Objectifs proclamés : équilibrer le marché vitivinicole, éliminer les mesures d’intervention sur les marchés et les gaspillages, et réorienter le budget au profit de mesures permettant de renforcer la compétitivité des vins européens.

L’aspect le plus saillant porte évidemment sur les règles d’étiquetage et de présentation. Ainsi il y a désormais des appellations d’origine protégées (AOP) ex-AOC, des indications géographiques protégées (IGP) ex-vins de pays et des vins sans indication géographique qui pourront néanmoins afficher la mention de l’année de récolte et du cépage. Côté Français, il semble qu’on soit bien en retard dans la mise en place du système. Lire notre article

Un régime d’arrachage volontaire sera mis en place sur une durée de trois ans pour les viticulteurs européens incapables d’affronter la concurrence. Ce régime d’arrachage volontaire porte sur une superficie totale indicative de 175 000 hectares. Les montants annuels alloués à la mesure d’arrachage pour la période de 2009 à 2011 sont respectivement de 464 millions €, 334 millions € et 276 millions €, respectivement. En raison d’un nombre trop élevé de demandes, la priorité a été accordée cette année aux producteurs procédant à l’arrachage de la totalité de leur vignoble et à ceux qui sont âgés de plus de 55 ans.

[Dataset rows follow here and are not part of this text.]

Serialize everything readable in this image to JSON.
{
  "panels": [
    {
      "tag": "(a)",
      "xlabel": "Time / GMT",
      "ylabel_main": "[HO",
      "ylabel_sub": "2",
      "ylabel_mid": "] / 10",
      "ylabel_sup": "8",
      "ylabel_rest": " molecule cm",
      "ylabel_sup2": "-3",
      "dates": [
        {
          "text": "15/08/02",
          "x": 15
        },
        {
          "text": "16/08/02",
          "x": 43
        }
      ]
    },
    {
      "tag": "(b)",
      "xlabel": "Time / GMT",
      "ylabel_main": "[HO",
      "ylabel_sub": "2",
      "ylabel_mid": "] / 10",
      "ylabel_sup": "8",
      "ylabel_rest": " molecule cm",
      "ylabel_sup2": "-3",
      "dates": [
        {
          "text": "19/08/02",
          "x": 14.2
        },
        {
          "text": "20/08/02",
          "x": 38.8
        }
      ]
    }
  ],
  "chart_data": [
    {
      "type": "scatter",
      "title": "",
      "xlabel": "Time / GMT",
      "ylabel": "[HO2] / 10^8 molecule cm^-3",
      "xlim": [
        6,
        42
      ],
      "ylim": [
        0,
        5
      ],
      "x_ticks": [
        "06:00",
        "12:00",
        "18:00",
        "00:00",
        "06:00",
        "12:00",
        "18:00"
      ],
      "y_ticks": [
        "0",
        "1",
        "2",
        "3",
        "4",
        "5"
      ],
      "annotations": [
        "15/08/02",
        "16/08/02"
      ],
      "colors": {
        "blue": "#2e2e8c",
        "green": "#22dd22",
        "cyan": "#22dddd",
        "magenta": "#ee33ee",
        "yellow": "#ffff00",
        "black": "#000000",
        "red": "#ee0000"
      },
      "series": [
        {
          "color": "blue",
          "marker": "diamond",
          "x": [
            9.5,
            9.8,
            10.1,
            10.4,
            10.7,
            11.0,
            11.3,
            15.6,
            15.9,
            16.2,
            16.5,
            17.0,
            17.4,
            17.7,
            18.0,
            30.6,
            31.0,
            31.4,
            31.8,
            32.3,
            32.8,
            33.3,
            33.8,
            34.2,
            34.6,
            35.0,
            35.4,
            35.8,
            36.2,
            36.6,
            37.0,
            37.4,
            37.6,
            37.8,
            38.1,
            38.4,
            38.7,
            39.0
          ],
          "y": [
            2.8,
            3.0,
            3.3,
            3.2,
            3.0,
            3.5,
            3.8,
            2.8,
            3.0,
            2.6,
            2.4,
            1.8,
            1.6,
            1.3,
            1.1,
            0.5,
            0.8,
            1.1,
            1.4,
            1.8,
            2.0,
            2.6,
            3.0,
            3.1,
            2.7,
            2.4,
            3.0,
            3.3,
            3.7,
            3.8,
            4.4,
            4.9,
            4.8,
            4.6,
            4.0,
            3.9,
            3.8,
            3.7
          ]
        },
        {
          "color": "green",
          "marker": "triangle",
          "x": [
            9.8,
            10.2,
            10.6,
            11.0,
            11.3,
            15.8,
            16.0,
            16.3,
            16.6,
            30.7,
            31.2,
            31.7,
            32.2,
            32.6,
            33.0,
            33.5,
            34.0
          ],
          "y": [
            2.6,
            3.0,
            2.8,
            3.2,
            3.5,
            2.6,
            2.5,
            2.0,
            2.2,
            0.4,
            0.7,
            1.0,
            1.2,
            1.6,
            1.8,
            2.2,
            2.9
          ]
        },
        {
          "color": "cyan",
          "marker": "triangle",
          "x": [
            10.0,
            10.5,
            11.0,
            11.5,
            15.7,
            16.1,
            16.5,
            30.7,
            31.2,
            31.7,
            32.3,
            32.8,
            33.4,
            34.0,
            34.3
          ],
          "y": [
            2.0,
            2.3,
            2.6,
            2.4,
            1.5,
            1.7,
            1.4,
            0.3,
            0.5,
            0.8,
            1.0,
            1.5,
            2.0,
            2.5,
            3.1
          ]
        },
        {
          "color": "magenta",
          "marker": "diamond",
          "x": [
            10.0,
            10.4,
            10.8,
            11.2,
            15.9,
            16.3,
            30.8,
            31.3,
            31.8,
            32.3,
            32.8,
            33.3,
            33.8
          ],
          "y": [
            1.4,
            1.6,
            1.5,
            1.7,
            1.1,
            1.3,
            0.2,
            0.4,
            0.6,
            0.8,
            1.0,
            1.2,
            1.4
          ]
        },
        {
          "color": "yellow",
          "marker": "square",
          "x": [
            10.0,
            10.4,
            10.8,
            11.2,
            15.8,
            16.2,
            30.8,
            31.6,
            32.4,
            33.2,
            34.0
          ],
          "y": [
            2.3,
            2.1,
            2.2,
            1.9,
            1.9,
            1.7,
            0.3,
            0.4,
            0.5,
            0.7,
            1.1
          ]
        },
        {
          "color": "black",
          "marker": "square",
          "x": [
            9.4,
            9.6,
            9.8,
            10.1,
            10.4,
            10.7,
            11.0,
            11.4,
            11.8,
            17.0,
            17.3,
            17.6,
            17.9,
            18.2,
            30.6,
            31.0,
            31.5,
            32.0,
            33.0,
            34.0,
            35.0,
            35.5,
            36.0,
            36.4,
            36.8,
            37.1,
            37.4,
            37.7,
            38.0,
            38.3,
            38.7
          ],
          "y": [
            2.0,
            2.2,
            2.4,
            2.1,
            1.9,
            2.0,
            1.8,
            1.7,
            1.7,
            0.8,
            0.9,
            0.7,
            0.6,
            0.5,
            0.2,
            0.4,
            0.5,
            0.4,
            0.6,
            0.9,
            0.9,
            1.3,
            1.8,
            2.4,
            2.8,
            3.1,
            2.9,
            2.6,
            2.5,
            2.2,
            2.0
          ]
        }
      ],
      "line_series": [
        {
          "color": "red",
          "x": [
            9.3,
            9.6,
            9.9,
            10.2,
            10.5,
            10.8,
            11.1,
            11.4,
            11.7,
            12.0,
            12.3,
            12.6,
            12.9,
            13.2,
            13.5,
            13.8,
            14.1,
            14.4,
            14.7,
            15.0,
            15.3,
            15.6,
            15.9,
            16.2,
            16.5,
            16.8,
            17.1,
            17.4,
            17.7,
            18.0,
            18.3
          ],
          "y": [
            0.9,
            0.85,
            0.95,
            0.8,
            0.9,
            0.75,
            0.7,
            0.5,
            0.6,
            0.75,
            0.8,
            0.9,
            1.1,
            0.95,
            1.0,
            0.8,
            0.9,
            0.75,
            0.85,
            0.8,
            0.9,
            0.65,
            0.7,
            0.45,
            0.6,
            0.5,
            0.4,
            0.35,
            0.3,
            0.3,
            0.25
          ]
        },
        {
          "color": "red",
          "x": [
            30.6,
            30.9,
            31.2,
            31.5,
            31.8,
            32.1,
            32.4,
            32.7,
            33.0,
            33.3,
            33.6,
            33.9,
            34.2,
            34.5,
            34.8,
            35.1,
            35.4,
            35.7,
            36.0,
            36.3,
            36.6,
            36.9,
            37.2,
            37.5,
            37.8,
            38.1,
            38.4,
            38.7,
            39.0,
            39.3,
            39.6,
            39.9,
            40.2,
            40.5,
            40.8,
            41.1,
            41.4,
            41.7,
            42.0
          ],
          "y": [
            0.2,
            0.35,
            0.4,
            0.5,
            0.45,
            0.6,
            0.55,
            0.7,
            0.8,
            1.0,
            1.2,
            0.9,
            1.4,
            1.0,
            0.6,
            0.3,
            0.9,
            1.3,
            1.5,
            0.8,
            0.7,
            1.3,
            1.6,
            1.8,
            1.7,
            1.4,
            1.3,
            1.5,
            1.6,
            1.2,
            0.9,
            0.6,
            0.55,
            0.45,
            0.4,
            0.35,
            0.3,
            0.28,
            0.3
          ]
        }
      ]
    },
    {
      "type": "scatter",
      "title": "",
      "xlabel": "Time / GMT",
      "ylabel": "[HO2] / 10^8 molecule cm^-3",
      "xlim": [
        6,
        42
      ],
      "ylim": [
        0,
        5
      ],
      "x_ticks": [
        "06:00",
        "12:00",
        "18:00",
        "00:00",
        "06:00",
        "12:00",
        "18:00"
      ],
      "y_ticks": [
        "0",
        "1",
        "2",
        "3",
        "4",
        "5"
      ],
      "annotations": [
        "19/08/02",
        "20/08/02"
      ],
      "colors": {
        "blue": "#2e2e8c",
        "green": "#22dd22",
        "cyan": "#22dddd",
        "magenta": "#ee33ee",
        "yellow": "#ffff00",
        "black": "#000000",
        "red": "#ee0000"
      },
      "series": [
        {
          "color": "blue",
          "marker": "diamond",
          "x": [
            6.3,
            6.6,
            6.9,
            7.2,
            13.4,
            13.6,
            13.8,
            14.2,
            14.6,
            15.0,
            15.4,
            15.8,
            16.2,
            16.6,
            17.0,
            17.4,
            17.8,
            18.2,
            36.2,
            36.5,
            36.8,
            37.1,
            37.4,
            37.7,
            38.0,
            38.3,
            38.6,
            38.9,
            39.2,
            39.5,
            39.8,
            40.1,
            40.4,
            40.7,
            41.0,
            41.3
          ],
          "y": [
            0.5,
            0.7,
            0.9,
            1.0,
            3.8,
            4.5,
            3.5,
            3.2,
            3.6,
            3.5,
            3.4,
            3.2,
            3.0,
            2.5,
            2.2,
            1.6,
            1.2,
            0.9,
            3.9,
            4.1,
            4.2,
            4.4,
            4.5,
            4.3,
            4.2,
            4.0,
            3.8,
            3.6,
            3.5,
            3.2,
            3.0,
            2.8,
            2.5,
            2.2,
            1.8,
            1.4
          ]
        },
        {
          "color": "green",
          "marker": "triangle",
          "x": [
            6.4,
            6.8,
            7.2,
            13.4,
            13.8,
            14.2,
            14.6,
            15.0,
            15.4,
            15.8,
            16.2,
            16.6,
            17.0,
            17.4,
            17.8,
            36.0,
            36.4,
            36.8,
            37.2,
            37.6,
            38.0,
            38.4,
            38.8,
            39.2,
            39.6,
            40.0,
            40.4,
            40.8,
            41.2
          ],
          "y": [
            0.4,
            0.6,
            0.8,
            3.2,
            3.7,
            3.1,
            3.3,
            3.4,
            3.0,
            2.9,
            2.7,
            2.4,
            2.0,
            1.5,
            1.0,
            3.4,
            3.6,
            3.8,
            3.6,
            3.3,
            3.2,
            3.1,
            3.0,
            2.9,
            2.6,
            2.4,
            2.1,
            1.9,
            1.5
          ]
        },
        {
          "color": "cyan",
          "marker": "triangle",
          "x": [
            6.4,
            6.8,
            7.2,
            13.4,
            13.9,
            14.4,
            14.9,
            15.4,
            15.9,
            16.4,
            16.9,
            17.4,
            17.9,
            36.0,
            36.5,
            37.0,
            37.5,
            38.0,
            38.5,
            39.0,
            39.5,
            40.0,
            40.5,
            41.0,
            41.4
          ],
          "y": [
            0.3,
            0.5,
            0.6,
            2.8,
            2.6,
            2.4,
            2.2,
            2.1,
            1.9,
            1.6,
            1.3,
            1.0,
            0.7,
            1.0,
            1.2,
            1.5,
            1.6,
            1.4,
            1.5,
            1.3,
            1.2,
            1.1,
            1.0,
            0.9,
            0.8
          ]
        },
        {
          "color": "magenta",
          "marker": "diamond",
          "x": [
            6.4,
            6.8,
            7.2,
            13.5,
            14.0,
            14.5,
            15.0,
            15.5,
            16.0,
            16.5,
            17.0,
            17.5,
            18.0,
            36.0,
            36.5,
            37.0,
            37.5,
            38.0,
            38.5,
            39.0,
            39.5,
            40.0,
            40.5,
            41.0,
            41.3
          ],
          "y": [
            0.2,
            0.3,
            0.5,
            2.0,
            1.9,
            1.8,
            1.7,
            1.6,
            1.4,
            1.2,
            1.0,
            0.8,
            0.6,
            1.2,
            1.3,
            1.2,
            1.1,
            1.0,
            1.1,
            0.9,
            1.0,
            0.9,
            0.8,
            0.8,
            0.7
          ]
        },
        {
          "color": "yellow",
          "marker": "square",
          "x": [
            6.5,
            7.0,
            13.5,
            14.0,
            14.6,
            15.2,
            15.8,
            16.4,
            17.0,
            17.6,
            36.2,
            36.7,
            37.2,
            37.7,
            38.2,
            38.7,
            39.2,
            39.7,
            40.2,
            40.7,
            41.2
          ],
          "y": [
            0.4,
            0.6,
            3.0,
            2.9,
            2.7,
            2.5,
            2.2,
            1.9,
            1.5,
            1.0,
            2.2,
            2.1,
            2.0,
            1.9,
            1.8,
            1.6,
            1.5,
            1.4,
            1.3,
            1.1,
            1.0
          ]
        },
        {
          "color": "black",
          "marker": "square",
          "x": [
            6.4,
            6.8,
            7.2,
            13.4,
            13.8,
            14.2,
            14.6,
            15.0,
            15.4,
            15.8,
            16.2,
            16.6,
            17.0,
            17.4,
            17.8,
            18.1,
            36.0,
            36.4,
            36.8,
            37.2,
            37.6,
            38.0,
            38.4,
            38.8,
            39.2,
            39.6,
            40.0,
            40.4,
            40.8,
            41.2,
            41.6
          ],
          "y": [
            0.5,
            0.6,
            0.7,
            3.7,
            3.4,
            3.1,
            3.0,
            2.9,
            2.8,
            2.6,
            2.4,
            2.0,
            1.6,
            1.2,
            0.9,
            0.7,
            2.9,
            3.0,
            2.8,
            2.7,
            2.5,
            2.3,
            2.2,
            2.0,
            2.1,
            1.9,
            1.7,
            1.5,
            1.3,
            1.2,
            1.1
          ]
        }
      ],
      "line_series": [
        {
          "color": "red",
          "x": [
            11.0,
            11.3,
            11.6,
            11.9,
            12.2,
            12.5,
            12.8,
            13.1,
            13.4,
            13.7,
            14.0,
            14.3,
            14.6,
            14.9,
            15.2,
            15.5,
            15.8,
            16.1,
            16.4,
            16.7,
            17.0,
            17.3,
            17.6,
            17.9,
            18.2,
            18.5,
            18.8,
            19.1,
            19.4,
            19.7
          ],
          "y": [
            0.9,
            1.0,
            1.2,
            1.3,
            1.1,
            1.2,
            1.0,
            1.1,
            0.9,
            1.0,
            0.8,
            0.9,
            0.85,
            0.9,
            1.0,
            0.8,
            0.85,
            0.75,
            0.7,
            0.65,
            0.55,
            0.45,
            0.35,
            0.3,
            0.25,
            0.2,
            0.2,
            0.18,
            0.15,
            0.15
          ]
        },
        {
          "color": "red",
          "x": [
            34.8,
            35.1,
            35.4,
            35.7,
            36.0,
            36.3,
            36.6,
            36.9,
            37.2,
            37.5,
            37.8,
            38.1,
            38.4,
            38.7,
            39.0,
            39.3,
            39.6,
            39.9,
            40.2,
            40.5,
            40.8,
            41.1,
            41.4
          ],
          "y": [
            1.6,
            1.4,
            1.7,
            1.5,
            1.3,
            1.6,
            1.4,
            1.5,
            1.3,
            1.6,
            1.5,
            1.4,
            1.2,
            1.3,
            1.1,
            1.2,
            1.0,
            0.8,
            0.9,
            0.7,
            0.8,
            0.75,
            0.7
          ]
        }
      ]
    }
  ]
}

Les subventions destinées à la distillation de crise et à la distillation en alcool de bouche seront progressivement retirées. Les montants correspondants pourront être utilisés au profit, par exemple, de la promotion des vins sur les marchés des pays tiers, de la restructuration, et d’investissements visant à la modernisation des vignobles et des chais.

Quant au régime contraignant des droits de plantation, il sera également aboli au niveau de l’UE à compter du 1 er janvier 2016, avec la possibilité pour les États membres qui le souhaitent de le maintenir jusqu’en décembre 2018.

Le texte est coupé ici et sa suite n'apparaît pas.